L’accident de Jakobsen, spectaculaire et d’une gravité importante pour sa santé, pose la question, au-delà de celle de la responsabilité des organisateurs, de celle du fautif dans le domaine sportif, soit celui qui se rend coupable d’un acte illicite dans l’exercice d’un sport.

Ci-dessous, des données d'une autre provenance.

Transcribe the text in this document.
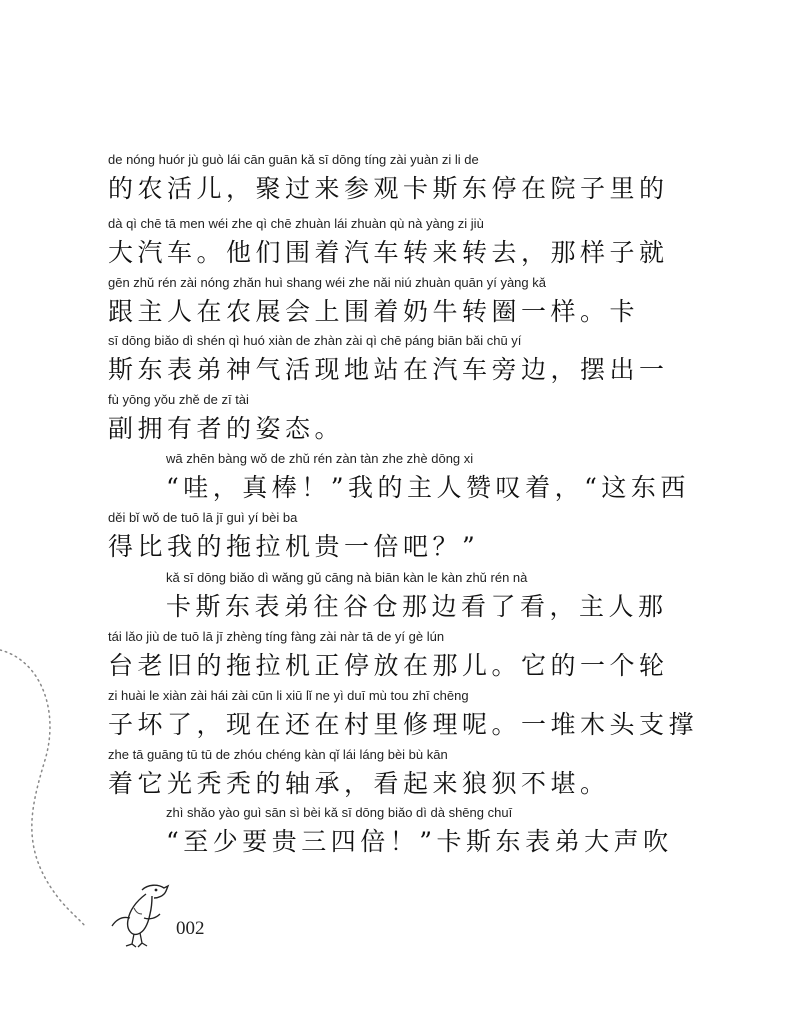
de nóng huór jù guò lái cān guān kǎ sī dōng tíng zài yuàn zi li de
的农活儿，聚过来参观卡斯东停在院子里的
dà qì chē tā men wéi zhe qì chē zhuàn lái zhuàn qù nà yàng zi jiù
大汽车。他们围着汽车转来转去，那样子就
gēn zhǔ rén zài nóng zhǎn huì shang wéi zhe nǎi niú zhuàn quān yí yàng kǎ
跟主人在农展会上围着奶牛转圈一样。卡
sī dōng biǎo dì shén qì huó xiàn de zhàn zài qì chē páng biān bǎi chū yí
斯东表弟神气活现地站在汽车旁边，摆出一
fù yōng yǒu zhě de zī tài
副拥有者的姿态。
wā zhēn bàng wǒ de zhǔ rén zàn tàn zhe zhè dōng xi
“哇，真棒！”我的主人赞叹着，“这东西
děi bǐ wǒ de tuō lā jī guì yí bèi ba
得比我的拖拉机贵一倍吧？”
kǎ sī dōng biǎo dì wǎng gǔ cāng nà biān kàn le kàn zhǔ rén nà
卡斯东表弟往谷仓那边看了看，主人那
tái lǎo jiù de tuō lā jī zhèng tíng fàng zài nàr tā de yí gè lún
台老旧的拖拉机正停放在那儿。它的一个轮
zi huài le xiàn zài hái zài cūn li xiū lǐ ne yì duī mù tou zhī chēng
子坏了，现在还在村里修理呢。一堆木头支撑
zhe tā guāng tū tū de zhóu chéng kàn qǐ lái láng bèi bù kān
着它光秃秃的轴承，看起来狼狈不堪。
zhì shǎo yào guì sān sì bèi kǎ sī dōng biǎo dì dà shēng chuī
“至少要贵三四倍！”卡斯东表弟大声吹
002
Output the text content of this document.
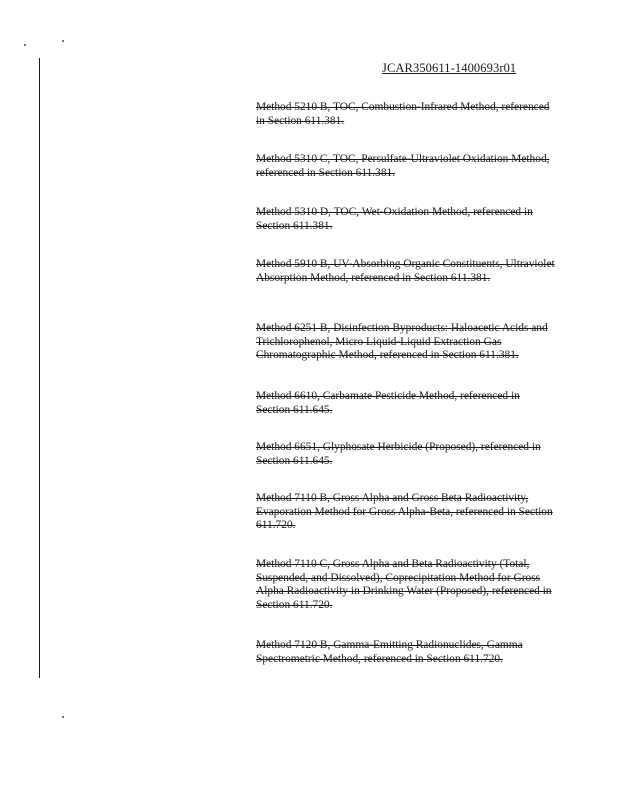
JCAR350611-1400693r01
Method 5210 B, TOC, Combustion-Infrared Method, referenced in Section 611.381.
Method 5310 C, TOC, Persulfate-Ultraviolet Oxidation Method, referenced in Section 611.381.
Method 5310 D, TOC, Wet-Oxidation Method, referenced in Section 611.381.
Method 5910 B, UV-Absorbing Organic Constituents, Ultraviolet Absorption Method, referenced in Section 611.381.
Method 6251 B, Disinfection Byproducts: Haloacetic Acids and Trichlorophenol, Micro Liquid-Liquid Extraction Gas Chromatographic Method, referenced in Section 611.381.
Method 6610, Carbamate Pesticide Method, referenced in Section 611.645.
Method 6651, Glyphosate Herbicide (Proposed), referenced in Section 611.645.
Method 7110 B, Gross Alpha and Gross Beta Radioactivity, Evaporation Method for Gross Alpha-Beta, referenced in Section 611.720.
Method 7110 C, Gross Alpha and Beta Radioactivity (Total, Suspended, and Dissolved), Coprecipitation Method for Gross Alpha Radioactivity in Drinking Water (Proposed), referenced in Section 611.720.
Method 7120 B, Gamma-Emitting Radionuclides, Gamma Spectrometric Method, referenced in Section 611.720.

Les sanctions dans le domaine sportif s’articulent sous trois formes juridiques : civil, pénal et disciplinaire. Le but du pénal est d’obtenir une condamnation, que le comportement soit sanctionné. Le deuxième volet est le civil, où le but est d’obtenir une réparation, soit une compensation financière pour le dommage qu’on a subi. Il peut y avoir un procès pénal ou un procès civil, étant précisé que l’issue n’est pas forcément la même. De plus, on peut avoir uniquement un procès civil et non pénal et inversement. Enfin, le dernier domaine, celui qui a trait aux sanctions disciplinaires, est exercé par l’UCI dans le cas de Dylan Groenewegen.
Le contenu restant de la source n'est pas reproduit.